Major League Baseball is 149 years old and, ladies and gentlemen, I submit that Saturday night's Game 7 between the Los Angeles Dodgers and the Toronto Bluejays was the greatest game of all time. I can't prove that, I haven't been around that long. But I don't see how it's possible there was a better one. The game was so great that for the final six innings, my wife and I sat on the couch together and watched. Sitting on the couch together and watching is not new, but watching baseball: that's new. Will probably never be repeated.
Now, are there challengers for this greatest game claim? Of course there are. But I'm considering only World Series games, when the stakes are the highest.
Alright, 1956, Yankee Stadium: Yanks vs. Dodgers. Yankees pitcher Don Larsen throws what remains the only perfect game in World Series history. But it happened in a Game 5, and quite frankly, despite the enormity of Larsen's milestone, the game wasn't that interesting.
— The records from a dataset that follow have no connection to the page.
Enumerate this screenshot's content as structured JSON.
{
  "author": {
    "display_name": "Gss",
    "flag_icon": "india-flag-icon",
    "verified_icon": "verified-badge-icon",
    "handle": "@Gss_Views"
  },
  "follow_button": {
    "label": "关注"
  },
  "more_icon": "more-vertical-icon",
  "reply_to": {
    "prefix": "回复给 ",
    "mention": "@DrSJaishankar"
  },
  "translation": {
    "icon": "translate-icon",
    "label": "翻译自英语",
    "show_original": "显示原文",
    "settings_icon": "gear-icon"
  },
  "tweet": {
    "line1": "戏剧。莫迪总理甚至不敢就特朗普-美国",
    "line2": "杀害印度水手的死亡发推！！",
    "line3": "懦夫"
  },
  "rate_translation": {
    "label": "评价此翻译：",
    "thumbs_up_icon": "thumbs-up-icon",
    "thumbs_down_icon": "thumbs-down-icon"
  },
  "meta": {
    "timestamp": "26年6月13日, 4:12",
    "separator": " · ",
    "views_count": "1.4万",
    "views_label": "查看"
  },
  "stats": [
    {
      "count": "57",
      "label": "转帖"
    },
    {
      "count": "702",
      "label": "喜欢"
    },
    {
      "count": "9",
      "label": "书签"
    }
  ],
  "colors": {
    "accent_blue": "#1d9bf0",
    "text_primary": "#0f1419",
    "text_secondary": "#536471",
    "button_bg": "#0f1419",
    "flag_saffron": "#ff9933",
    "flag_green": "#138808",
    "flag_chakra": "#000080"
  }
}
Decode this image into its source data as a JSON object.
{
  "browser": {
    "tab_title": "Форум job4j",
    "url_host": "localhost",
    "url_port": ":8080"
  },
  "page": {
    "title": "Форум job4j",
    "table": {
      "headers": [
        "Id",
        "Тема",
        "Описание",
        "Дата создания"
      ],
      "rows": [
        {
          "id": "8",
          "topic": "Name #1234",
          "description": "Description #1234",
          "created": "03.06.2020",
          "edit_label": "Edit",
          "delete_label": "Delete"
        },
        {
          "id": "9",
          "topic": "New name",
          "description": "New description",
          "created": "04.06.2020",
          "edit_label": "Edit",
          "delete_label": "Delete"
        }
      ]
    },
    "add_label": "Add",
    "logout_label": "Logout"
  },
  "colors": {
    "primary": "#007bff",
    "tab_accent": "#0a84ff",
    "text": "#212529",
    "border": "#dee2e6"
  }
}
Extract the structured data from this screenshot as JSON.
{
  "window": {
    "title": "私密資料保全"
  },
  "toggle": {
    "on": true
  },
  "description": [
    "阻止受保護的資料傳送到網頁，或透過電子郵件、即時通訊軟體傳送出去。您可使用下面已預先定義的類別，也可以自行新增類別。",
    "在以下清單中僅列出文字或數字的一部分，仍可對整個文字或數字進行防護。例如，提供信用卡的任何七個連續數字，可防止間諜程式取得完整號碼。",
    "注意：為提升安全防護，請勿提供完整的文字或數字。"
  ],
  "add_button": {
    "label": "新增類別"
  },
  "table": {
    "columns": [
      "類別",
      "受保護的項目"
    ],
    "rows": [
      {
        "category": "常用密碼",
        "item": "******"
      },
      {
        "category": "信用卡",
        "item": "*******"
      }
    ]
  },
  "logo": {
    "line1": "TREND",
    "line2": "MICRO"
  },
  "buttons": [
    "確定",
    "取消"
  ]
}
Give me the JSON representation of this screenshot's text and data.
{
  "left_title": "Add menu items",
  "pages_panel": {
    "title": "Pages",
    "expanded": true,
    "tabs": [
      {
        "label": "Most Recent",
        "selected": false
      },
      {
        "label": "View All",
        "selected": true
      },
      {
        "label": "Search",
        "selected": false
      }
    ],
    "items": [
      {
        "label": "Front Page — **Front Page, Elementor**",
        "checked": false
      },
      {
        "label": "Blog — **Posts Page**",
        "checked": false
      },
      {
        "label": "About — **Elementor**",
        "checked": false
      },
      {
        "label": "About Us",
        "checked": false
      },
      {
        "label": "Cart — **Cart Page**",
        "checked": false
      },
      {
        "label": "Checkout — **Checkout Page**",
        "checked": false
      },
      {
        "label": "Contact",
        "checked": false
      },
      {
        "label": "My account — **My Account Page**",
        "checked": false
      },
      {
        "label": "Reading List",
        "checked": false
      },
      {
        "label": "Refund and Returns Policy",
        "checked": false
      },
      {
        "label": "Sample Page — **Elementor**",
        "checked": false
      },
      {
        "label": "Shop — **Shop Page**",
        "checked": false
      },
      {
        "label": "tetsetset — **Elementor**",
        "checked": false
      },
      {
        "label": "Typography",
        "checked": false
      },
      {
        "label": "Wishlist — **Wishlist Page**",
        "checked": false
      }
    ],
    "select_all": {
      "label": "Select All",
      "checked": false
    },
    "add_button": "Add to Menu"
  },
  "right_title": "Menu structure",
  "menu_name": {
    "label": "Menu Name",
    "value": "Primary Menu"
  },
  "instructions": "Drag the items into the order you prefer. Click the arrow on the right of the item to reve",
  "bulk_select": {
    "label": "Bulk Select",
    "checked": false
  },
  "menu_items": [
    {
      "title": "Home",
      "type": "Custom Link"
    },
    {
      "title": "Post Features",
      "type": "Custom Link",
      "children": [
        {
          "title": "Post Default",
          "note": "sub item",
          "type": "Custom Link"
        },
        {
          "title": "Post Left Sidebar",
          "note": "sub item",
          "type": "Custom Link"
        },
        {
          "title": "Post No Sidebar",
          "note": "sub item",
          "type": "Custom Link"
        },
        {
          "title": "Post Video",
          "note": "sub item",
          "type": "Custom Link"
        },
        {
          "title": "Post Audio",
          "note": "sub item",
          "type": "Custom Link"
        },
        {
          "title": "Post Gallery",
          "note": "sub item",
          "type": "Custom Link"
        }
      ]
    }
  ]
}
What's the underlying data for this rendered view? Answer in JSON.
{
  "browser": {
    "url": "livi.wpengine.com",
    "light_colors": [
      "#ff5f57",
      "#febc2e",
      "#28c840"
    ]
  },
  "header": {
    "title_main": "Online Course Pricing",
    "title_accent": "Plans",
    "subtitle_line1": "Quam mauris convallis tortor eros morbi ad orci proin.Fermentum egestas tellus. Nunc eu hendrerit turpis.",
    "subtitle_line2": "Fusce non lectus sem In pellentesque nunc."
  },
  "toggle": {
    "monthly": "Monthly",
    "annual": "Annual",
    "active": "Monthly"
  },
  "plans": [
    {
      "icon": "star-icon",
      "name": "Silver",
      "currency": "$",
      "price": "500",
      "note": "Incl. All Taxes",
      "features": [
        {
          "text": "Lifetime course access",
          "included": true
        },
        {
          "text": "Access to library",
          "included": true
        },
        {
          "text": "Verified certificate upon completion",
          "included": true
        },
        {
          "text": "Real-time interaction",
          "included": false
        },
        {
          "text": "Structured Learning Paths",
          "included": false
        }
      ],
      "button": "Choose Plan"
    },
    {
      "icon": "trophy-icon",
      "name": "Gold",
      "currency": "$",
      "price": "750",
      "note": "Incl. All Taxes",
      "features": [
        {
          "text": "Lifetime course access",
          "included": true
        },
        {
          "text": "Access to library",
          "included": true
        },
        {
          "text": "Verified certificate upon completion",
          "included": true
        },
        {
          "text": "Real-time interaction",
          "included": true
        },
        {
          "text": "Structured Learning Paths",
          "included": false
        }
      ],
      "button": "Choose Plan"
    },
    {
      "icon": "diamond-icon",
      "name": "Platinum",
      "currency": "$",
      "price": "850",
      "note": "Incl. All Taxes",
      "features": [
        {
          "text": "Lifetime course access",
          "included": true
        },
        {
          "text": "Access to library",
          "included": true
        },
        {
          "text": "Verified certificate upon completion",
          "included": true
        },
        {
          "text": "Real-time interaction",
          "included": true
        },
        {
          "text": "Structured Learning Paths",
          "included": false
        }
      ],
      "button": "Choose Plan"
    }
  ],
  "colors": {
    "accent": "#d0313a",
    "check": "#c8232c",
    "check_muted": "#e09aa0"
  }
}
1975, World Series, Red Sox vs. Cincinnati Reds: Fenway Park. Boston catcher Carlton Fisk stands at home plate, waving, begging, praying that his 12th inning shot to left would stay fair. It does, careening off the left field foul pole, giving the Red Sox the win. But that was Game 6. Cincinnati's Big Red Machine won Game 7 of the series.
Phillies fans might not want to hear this one, but 1993, 9th inning, Game 7 in Toronto, Joe Carter rips a pitch from Mitch "Wild Thing" Williams over the left field wall to give the Bluejays their second straight World Series win. It was the first walk-off World Series-winning run in 23 years.
Which brings us to the final candidate; 1960, Forbes Field: Pirates vs. Yankees. In the bottom of the 9th, Pirates second baseman Bill Mazeroski hits the second pitch from Ralph Terry over the vined left field wall to give the Pirates a 10-9 win, in a series in which they were outscored 55 runs to 27. I listened to the game on a transistor radio that I kept hidden from Ms. Leepy in my fifth grade classroom. Yes, games were played in the afternoon back then.
But those walk-offs not withstanding, I'll stick with Saturday night's game as the best. There was, of course, the home run by Miguel Rojas in the 9th inning; the one player who is, to an extent, anonymous in the sea of Dodgers superstars. Almost as unlikely was the throw Rojas made to home when he was so off balance, he looked like he was going to fall down.
Then came the most remarkable defensive play I've ever seen. Center fielder Andy Pages, who had been inserted for defensive reasons at the beginning of the inning, ran over 100 feet, colliding with left fielder Enrique Hernandez, and nearly with the wall, to run down a long fly ball. Minutes before he went in, he was sitting alone in the dugout with a hoodie over his head. It was almost like he was woken up when he was told to go into the game.
There was still the winning home run from Will Smith, and in an amazing night that speaks to the singularity of this game's unpredictable greatness, the son of the guy who caught Rojas' home run caught the Smith home run. There was a game-ending double play, the performance from pitcher Yoshinobu Yamamoto, and a dozen other things that added up to this game being unprecedented.
Yeah, I know it could've been better for many around here — the Phillies could've been playing.